Performance Evaluation Mechanism for Judges
- Why there is a need:
- High Pendency rate of cases in the Indian judicial system.
- Variability in Judge Performance: Disproportionate work and justice delivery by various judges.
- Lack of Self-Management & unnecessary Adjournments: Unnecessary adjournments, especially after hearing, send a demoralising and negative message about judicial credibility.
- Shortfalls in ensuring transparency in the system
- Significance:
- Aligns judicial accountability with public expectations of timely justice.
- Moves toward performance culture in judiciary, curbing pendency and reducing backlog.
- Provides a remedial pathway to detect structural inefficiencies (uneven workloads, lax practices).
- Enhances transparency through reporting norms and timelines, reinforcing confidence in the judiciary.
- Challenges:
- Judicial independence concerns: Too rigid metrics could encroach on discretion and quality of adjudication.
- Heterogeneity of courts & cases: Volume, complexity, and nature vary widely; uniform yardsticks may be unfair.
- Resistance from judiciary: Judges may see this as external control or undermining dignity of office.

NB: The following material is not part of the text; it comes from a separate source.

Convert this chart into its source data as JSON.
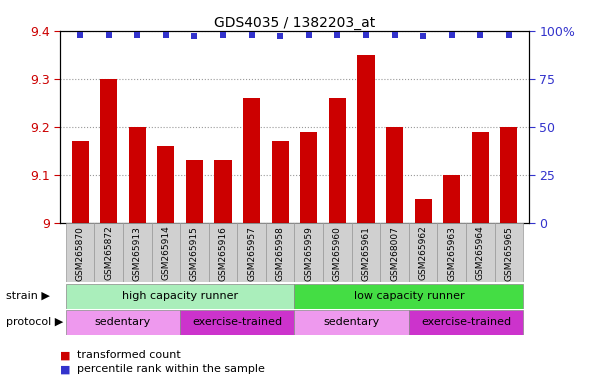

- Implementation burden: Data collection, standardised formats, digital infrastructure- especially in weaker High Courts.
- Risk of perverse incentives: Metrics-based evaluation might encourage “quantity over quality,” rash decisions, or unnecessary dismissals.
- Way Forward:
- Engage judges, legal academics, judicial bodies to evolve fair benchmarks like disposal rate, adherence to timelines, non-adjournment ratio, reasons quality.
- Differentiate between types of cases so that expectations are realistic.
- Emphasise coaching, mentoring, capacity building in underperforming benches, rather than punitive action.
- Technological interventions: Digital dashboards; standard reporting templates; integration with NJDG (National Judicial Data Grid).
- Regular oversight by a designated judicial authority like the Supreme Court or judicial council.